9. Sınıf

Arkadaş


Mevzun olduğum sınıfta hiç bir arkadaşım okuduğum okulu kazanamadı. Bundan ötürü sınıfımda tanıdığım hiç bir kimse yoktu. 9. sınıfın ilk günü yeni bir çevreye ayak baştım.

 İlk hafta Yiğit Yılmaz'la tanıştım ve onun arkadaşlarıyla 4-5 ay sadece Yiğit'lerle oynadım , başka hiç bir kim şeyle konuşmadım zaten çokta konuşmazdım.

10 Kasım günü Atatürk'ü anmak için törene katılmıştım. O gün Yiğit Asaf'la sırada yan yanaydık. Uzun süren gösteriler nedeniyle Asaf'la uzun süren bir muhabbetimiz oldu. Pazarteside uzun süren muhabbetimiz devam etti. Bir hafta sonunda Asaf'la çok yakın arkadaş olmuştuk.

 İlk yazılı haftamda da Umutla tanıştım. Yazılılar üzerinden başlayan muhabbetimiz koyulaştıkça yakınlaştık , yakınlaştıkça bir çok ortak yönümüz olduğunu fark ettik. İlk yazılılarım bittiğinde Asaf ve Batu'nun önündeki sıraya geçtim. O zamanlar Umut , Oğul Can'la oturuyordu. O gün beden dersinde Umut , Oğul Can'la tartışması üzerine Umut ani bir kararla benim yanıma oturdu. O gün Umutla çok güzel bir zaman geçirmiştik , o benim zorlandığım derslerde bana yardım ediyor , bende onun zorlandığı derslerde ona yardım ediyordum. O günü hiç unutmuyorum , gün fizik dersimiz vardı. Umut fizik dersinde konuyu anlamamıştı ,  soruyu silip silip yeniden yazıyor ama her seferinde cevabı yanlış buluyordu. Umut'a sordum:

     -Yardım edebilir miyim ?                           ,                                                                                              diye sordum.  Umut konuyu anlayamadığını ve bu yüzden soruyu yapamadığını söyledi. O teneffüs  Umut'a konuyu yeniden anlattım ve soruyu nasıl çözmesi gerektiğini anlattım. O gün umutla çok sıkı dost olmuştuk. 

Asaf ve Batu'nun önündeki sıraya geçmemle 1-2 hafta içinde Batu'yla da yakınlaştık. Batu okula erken geliyordu , bende Asaf ve Umut'tan erken geliyordum. Ders saati gelene kadar Batu'yla muhabbet ediyorduk ve bu muhabbetlerimizle  yakınlaştık.                                                                           

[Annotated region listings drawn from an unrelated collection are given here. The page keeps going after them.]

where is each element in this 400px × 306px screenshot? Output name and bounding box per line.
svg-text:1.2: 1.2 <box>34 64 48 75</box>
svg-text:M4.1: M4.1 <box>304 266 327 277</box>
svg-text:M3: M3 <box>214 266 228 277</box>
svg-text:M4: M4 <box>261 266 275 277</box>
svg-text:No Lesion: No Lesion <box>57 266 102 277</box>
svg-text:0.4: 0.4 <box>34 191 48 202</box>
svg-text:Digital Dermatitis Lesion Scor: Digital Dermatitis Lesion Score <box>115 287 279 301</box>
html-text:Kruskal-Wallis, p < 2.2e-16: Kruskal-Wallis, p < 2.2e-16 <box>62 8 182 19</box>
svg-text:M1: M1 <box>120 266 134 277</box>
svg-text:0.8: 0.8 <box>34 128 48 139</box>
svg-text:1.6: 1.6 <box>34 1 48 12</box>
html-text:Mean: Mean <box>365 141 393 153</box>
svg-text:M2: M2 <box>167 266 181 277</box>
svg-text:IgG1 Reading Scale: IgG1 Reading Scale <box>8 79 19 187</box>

 İste bu şekilde yeni dostlarımı buldum.     

Öğretmenler

4 yıldır alıştığım öğretmenlerime veda ettim. Bir daha onların derslerine girememek ve onların ders anlatmalarına bir daha dinleyememek insanda bir boşluk oluşturuyor. Daha dün derslerinin bitmesini istediğim hocaların simdi derslerinin hasretini çekiyorum. 

Dersler

Galiba değişmeyen tek şey dersler. Matematik aynı Matematik, Türkçe aynı Türkçe sadece ismi farklı ve dil bilgisi yok. Fen ve yabancı dilin ise sayısı artı o kadar. 

Sınavlar

Galiba bu dönemde beni en çok zorlayan şeyler sınavlar oldu. Burada girdiği hiç bir sınav , orta okulda girdiğim sınavlar gibi değil. Derslerin fazlalığı bazı derslerden feragat etmeme neden oldu bu dönem , Biyoloji yüksek olsun diye Dini düşürdüm , Almanca yüksek olsun diye Tarihi düşürdüm. 

Akıl 

Liseye geçtiğimden beri bilgisayar vb. bir çok oyunu bıraktım. Hala bazen girip oynuyorum , eskisi gibi eylenmek için ama artık eskisi gibi eylenmiyorum, artık o tadı alamıyor oldum , galiba her şey zamanında güzel. Artık her uyandığımda bir şiir okumaya çalışıyor, nedendir bilmem ama o şiir gün boyu aklımda tekrar edip durur , çokta uzun okuyamasam da her gün düzenli olarak kitap okuyorum. 

Galiba büyümek böyle bir şey , çevresi gibi kendi de değişiyor insanın.